Et elle avait attendu la fin du
printemps, Marceline Eugénie, pour rendre son dernier soupir.
Elle était partie doucement, sans
un bruit, le 22 juin 1877[4].
Le soir, alors qu’Ernest Félix et
Élise Albertine dormaient serrés l’un
contre l’autre sur la même paillasse, leur père, Félix Joseph, près du feu au
rez-de-chaussée du logement Bénard, noyait son chagrin, verre après verre.
Le silence régnait.
Émilie Adélaïde, compatissante,
regardait son pensionnaire, les larmes au bord des cils. Remontaient en elle
tous les deuils qu’elle avait subis, et en presque un demi-siècle, ils avaient
été bien nombreux. Elle alla s’asseoir à côté de Félix Joseph, posa une main
sur son épaule. L’homme leva les yeux sur elle et dit :
« La femme et maintenant l’enfant. C’est
trop !!
— C’est comme ça, faut l’accepter.
Quoi faire d’autres ? murmura la logeuse d’une voix apaisante.
— Plus envie de continuer. La vie,
c’est qu’ misère !
— Je sais, j’ai perdu deux petits.
C’est dur, ça oui !
— J’ vas m’ tuer !
— Est-ce vraiment la solution ?
J’ vas t’ dire, mon gars, c’ que j’ai jamais dit à personne. Le Benard, c’est
un homme bon. Pour sûr, j’ peux pas m’ plaindre. Y a pas meilleur que lui.

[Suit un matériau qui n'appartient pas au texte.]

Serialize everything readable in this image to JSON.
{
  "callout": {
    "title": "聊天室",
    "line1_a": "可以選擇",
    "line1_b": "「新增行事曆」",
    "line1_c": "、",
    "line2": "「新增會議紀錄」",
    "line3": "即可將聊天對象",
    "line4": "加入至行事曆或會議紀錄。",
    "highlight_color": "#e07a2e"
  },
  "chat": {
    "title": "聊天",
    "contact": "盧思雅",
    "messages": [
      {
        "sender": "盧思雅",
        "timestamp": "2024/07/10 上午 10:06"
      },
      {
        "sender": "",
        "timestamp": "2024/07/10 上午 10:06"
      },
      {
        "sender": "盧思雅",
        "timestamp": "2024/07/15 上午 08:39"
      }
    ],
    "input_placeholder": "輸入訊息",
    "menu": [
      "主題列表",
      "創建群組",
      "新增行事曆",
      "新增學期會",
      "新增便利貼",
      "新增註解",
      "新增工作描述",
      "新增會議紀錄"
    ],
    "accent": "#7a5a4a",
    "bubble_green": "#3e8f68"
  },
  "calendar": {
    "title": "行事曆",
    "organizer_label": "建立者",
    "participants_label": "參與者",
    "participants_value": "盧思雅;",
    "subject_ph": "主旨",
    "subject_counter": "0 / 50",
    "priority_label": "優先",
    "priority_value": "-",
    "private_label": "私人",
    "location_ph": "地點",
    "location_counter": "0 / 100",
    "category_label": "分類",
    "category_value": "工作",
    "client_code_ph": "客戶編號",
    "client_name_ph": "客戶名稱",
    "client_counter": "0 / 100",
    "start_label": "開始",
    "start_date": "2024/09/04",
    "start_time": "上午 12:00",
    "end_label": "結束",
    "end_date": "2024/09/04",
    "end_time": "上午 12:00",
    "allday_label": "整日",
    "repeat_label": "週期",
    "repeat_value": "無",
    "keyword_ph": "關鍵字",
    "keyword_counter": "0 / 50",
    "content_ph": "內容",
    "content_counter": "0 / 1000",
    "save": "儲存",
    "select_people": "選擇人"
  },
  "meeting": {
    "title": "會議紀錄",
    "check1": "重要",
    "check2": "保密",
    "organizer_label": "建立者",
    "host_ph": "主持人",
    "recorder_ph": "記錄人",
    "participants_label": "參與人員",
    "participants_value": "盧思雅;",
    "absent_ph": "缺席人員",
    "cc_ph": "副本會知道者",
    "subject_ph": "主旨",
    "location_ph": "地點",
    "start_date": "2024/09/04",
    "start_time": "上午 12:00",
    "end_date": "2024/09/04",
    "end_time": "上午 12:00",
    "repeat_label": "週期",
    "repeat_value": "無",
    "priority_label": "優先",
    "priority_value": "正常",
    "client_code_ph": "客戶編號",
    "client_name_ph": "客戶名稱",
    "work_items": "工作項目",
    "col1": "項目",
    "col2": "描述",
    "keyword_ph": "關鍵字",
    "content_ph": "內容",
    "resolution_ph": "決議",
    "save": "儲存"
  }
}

Pendant toutes ces années, ensemble, on en a vu, j’ peux dire. Et puis, y a eu
le décès des deux derniers. À un mois, tous les deux. J’ai pas supporté. Mon
homme non plus, sûrement, mais lui, il est parti. Il m’a laissée là, seule avec
les aînés, seule avec mon chagrin. Alors, là aussi, tout comme toi, j’ai pensé
à la mort. Pas pour mourir, non. Pour oublier. Oui, oublier le chagrin, faire
taire la douleur, là au creux de l’estomac, au fond de mon ventre où avaient
poussé les deux petits que j’avais dû mettre en terre. Alors, j’ suis monté au
grenier avec une corde. J’ voulais en finir, mais au dernier moment, j’ai pensé
à mes petits, ceux qui vivaient encore, ceux qui dormaient paisiblement,
bercés, sans doute, par de jolis rêves. J’ai rendossé ma misère et j’ suis r’descendu.

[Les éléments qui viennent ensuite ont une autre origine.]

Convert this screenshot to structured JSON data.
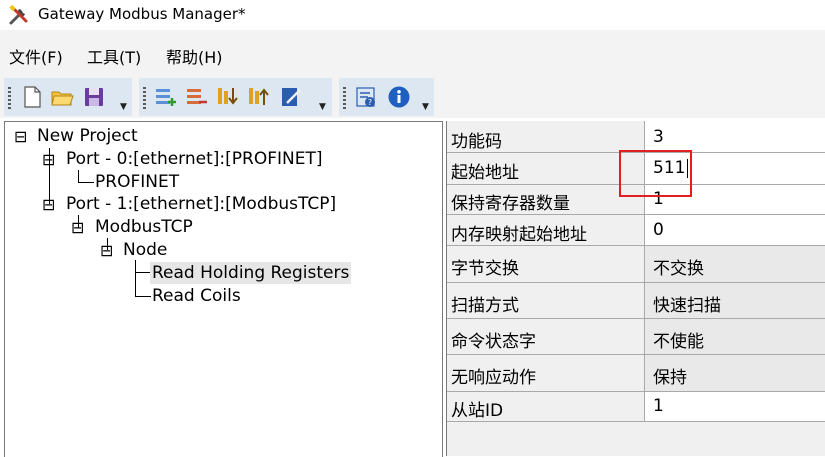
{
  "window": {
    "title": "Gateway Modbus Manager*"
  },
  "menu": [
    {
      "label": "文件(F)"
    },
    {
      "label": "工具(T)"
    },
    {
      "label": "帮助(H)"
    }
  ],
  "toolbar": {
    "groups": [
      [
        "new-file-icon",
        "open-folder-icon",
        "save-icon"
      ],
      [
        "add-item-icon",
        "remove-item-icon",
        "move-down-icon",
        "move-up-icon",
        "edit-note-icon"
      ],
      [
        "config-icon",
        "info-icon"
      ]
    ]
  },
  "tree": {
    "nodes": [
      {
        "label": "New Project"
      },
      {
        "label": "Port - 0:[ethernet]:[PROFINET]"
      },
      {
        "label": "PROFINET"
      },
      {
        "label": "Port - 1:[ethernet]:[ModbusTCP]"
      },
      {
        "label": "ModbusTCP"
      },
      {
        "label": "Node"
      },
      {
        "label": "Read Holding Registers",
        "selected": true
      },
      {
        "label": "Read Coils"
      }
    ]
  },
  "properties": [
    {
      "name": "功能码",
      "value": "3"
    },
    {
      "name": "起始地址",
      "value": "511"
    },
    {
      "name": "保持寄存器数量",
      "value": "1"
    },
    {
      "name": "内存映射起始地址",
      "value": "0"
    },
    {
      "name": "字节交换",
      "value": "不交换"
    },
    {
      "name": "扫描方式",
      "value": "快速扫描"
    },
    {
      "name": "命令状态字",
      "value": "不使能"
    },
    {
      "name": "无响应动作",
      "value": "保持"
    },
    {
      "name": "从站ID",
      "value": "1"
    }
  ],
  "colors": {
    "highlight": "#e02020",
    "selected_row": "#e6e6e6",
    "toolbar_group": "#dde7f2"
  }
}
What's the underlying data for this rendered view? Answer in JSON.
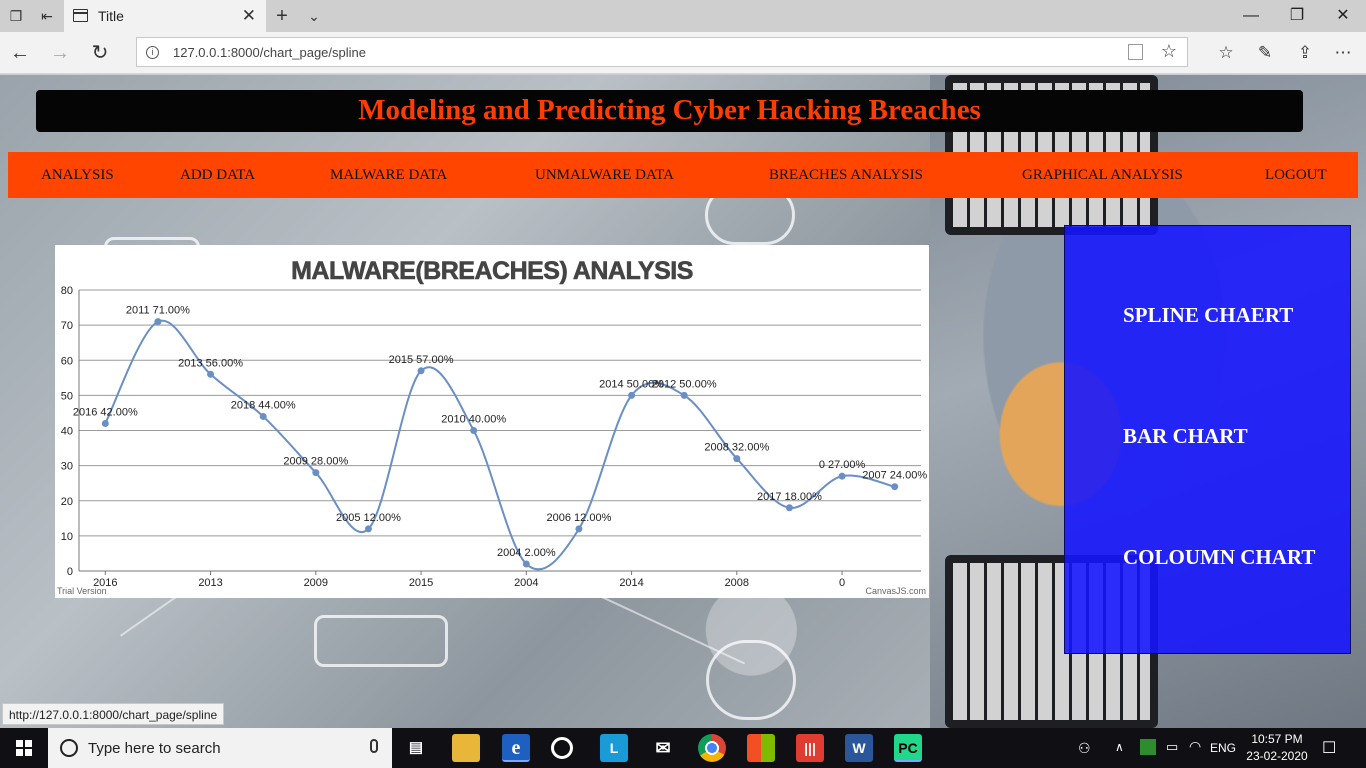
{
  "browser": {
    "tab_title": "Title",
    "url": "127.0.0.1:8000/chart_page/spline",
    "status_url": "http://127.0.0.1:8000/chart_page/spline"
  },
  "site": {
    "title": "Modeling and Predicting Cyber Hacking Breaches",
    "menu": [
      "ANALYSIS",
      "ADD DATA",
      "MALWARE DATA",
      "UNMALWARE DATA",
      "BREACHES ANALYSIS",
      "GRAPHICAL ANALYSIS",
      "LOGOUT"
    ]
  },
  "side_panel": {
    "links": [
      "SPLINE CHAERT",
      "BAR CHART",
      "COLOUMN CHART"
    ]
  },
  "chart_data": {
    "type": "line",
    "title": "MALWARE(BREACHES) ANALYSIS",
    "categories": [
      "2016",
      "2011",
      "2013",
      "2018",
      "2009",
      "2005",
      "2015",
      "2010",
      "2004",
      "2006",
      "2014",
      "2012",
      "2008",
      "2017",
      "0",
      "2007"
    ],
    "values": [
      42,
      71,
      56,
      44,
      28,
      12,
      57,
      40,
      2,
      12,
      50,
      50,
      32,
      18,
      27,
      24
    ],
    "data_labels": [
      "2016 42.00%",
      "2011 71.00%",
      "2013 56.00%",
      "2018 44.00%",
      "2009 28.00%",
      "2005 12.00%",
      "2015 57.00%",
      "2010 40.00%",
      "2004 2.00%",
      "2006 12.00%",
      "2014 50.00%",
      "2012 50.00%",
      "2008 32.00%",
      "2017 18.00%",
      "0 27.00%",
      "2007 24.00%"
    ],
    "x_tick_labels": [
      "2016",
      "2013",
      "2009",
      "2015",
      "2004",
      "2014",
      "2008",
      "0"
    ],
    "y_ticks": [
      0,
      10,
      20,
      30,
      40,
      50,
      60,
      70,
      80
    ],
    "ylim": [
      0,
      80
    ],
    "grid": true,
    "line_color": "#6a8fc4",
    "footer_left": "Trial Version",
    "footer_right": "CanvasJS.com"
  },
  "taskbar": {
    "search_placeholder": "Type here to search",
    "language": "ENG",
    "time": "10:57 PM",
    "date": "23-02-2020"
  },
  "colors": {
    "title_text": "#ff3d00",
    "menu_bg": "#ff4500",
    "panel_bg": "#1414ff"
  }
}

Il me fallait vivre pour eux qui n’avaient rien d’mandé. Alors, mon gars, tu
vas faire pareil, hein ?
Puis tapotant à nouveau l’épaule
de Félix Joseph qui pendant cette confidence n’avait dit mot, Émilie Adélaïde
se leva, alla tisonner les braises pour en attiser les flammes et sortit de la pièce.

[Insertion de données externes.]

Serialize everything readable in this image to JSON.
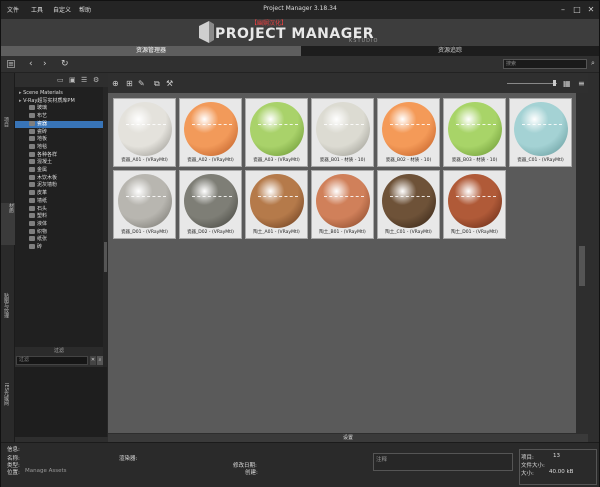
{
  "window": {
    "title": "Project Manager 3.18.34"
  },
  "menu": [
    "文件",
    "工具",
    "自定义",
    "帮助"
  ],
  "logo": {
    "subtitle": "【幽娴汉化】",
    "text": "PROJECT MANAGER",
    "version": "KSTUDIO"
  },
  "tabs": [
    "资源管理器",
    "资源追踪"
  ],
  "search": {
    "placeholder": "搜索"
  },
  "sidebar_tabs": [
    "项目",
    "材质",
    "贴图与纹理",
    "IES光域网"
  ],
  "tree": {
    "items": [
      {
        "label": "Scene Materials",
        "level": 0,
        "selected": false
      },
      {
        "label": "V-Ray超写实材质库PM",
        "level": 0,
        "selected": false
      },
      {
        "label": "玻璃",
        "level": 1,
        "selected": false
      },
      {
        "label": "布艺",
        "level": 1,
        "selected": false
      },
      {
        "label": "瓷器",
        "level": 1,
        "selected": true
      },
      {
        "label": "瓷砖",
        "level": 1,
        "selected": false
      },
      {
        "label": "地板",
        "level": 1,
        "selected": false
      },
      {
        "label": "地毯",
        "level": 1,
        "selected": false
      },
      {
        "label": "各种各样",
        "level": 1,
        "selected": false
      },
      {
        "label": "混凝土",
        "level": 1,
        "selected": false
      },
      {
        "label": "金属",
        "level": 1,
        "selected": false
      },
      {
        "label": "木饮木板",
        "level": 1,
        "selected": false
      },
      {
        "label": "泥灰墙粉",
        "level": 1,
        "selected": false
      },
      {
        "label": "皮革",
        "level": 1,
        "selected": false
      },
      {
        "label": "墙纸",
        "level": 1,
        "selected": false
      },
      {
        "label": "石头",
        "level": 1,
        "selected": false
      },
      {
        "label": "塑料",
        "level": 1,
        "selected": false
      },
      {
        "label": "液体",
        "level": 1,
        "selected": false
      },
      {
        "label": "织物",
        "level": 1,
        "selected": false
      },
      {
        "label": "纸张",
        "level": 1,
        "selected": false
      },
      {
        "label": "砖",
        "level": 1,
        "selected": false
      }
    ]
  },
  "filter": {
    "header": "过滤",
    "placeholder": "过滤"
  },
  "materials": [
    {
      "label": "瓷器_A01 - (VRayMtl)",
      "color": "#e4e2dc",
      "shade": "#8e8c86"
    },
    {
      "label": "瓷器_A02 - (VRayMtl)",
      "color": "#f29a5a",
      "shade": "#b4531f"
    },
    {
      "label": "瓷器_A03 - (VRayMtl)",
      "color": "#a9d26a",
      "shade": "#5e8a2a"
    },
    {
      "label": "瓷器_B01 - 材质 - 10)",
      "color": "#dcdbd2",
      "shade": "#8f8e86"
    },
    {
      "label": "瓷器_B02 - 材质 - 10)",
      "color": "#f49a58",
      "shade": "#b8541e"
    },
    {
      "label": "瓷器_B03 - 材质 - 10)",
      "color": "#a8d468",
      "shade": "#5f8c2a"
    },
    {
      "label": "瓷器_C01 - (VRayMtl)",
      "color": "#a4d2d4",
      "shade": "#5a9092"
    },
    {
      "label": "瓷器_D01 - (VRayMtl)",
      "color": "#b8b6b0",
      "shade": "#6e6c66"
    },
    {
      "label": "瓷器_D02 - (VRayMtl)",
      "color": "#7e7e76",
      "shade": "#3a3a34"
    },
    {
      "label": "陶土_A01 - (VRayMtl)",
      "color": "#b57a4a",
      "shade": "#5e3318"
    },
    {
      "label": "陶土_B01 - (VRayMtl)",
      "color": "#d0805a",
      "shade": "#7c3e22"
    },
    {
      "label": "陶土_C01 - (VRayMtl)",
      "color": "#6e5238",
      "shade": "#2c1c10"
    },
    {
      "label": "陶土_D01 - (VRayMtl)",
      "color": "#b05a38",
      "shade": "#5a2210"
    }
  ],
  "settings_bar": "设置",
  "info": {
    "header": "信息:",
    "name_label": "名称:",
    "type_label": "类型:",
    "location_label": "位置:",
    "location_value": "Manage Assets",
    "renderer_label": "渲染器:",
    "modified_label": "修改日期:",
    "size_label": "创建:",
    "notes_label": "注释",
    "count_label": "项目:",
    "count_value": "13",
    "total_label": "文件大小:",
    "filesize_label": "大小:",
    "filesize_value": "40.00 kB"
  }
}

Sa mémoire à vif, elle ressassa
le passé et surtout le moment où après tant de désespoir son époux, Athanase
Bénard, avait réintégré le foyer conjugal, afin de poursuivre avec elle le
chemin de leur vie.
À aucun moment, Félix Joseph et Émilie
Adélaïde ne reparlèrent de cette révélation intime. Mais elle avait assurément
été efficace, car peu à peu, Félix Joseph Alavoine reprit goût à la vie.
[1] Elise Désirée Picard, femme Alavoine, décédée le 20
janvier 1877 – rue de la Chaussée à Caudebec-lès-Elbeuf.
[2] Ernest Félix – 4 ans – né le 22 avril 1873 et Elise
Albertine – 2 ans – née le 12 juin 1875.
[3] Recensement 1876 – Sotteville-lès-Rouen, la famille
Bénard compte : Athanase Bénard – 46 ans – chef, Emilie Sénéchal – épouse
– 42 ans, Emilie (Ernestine Palmyre à l’Etat-civil) – fille – 11 ans, Louis –
fils – 10 ans.
[4] Mention sur l’acte de décès de Marceline Eugénie :
décédée à Caudebec-lès-Elbeuf, 22 rue de Pont-de-L’arche.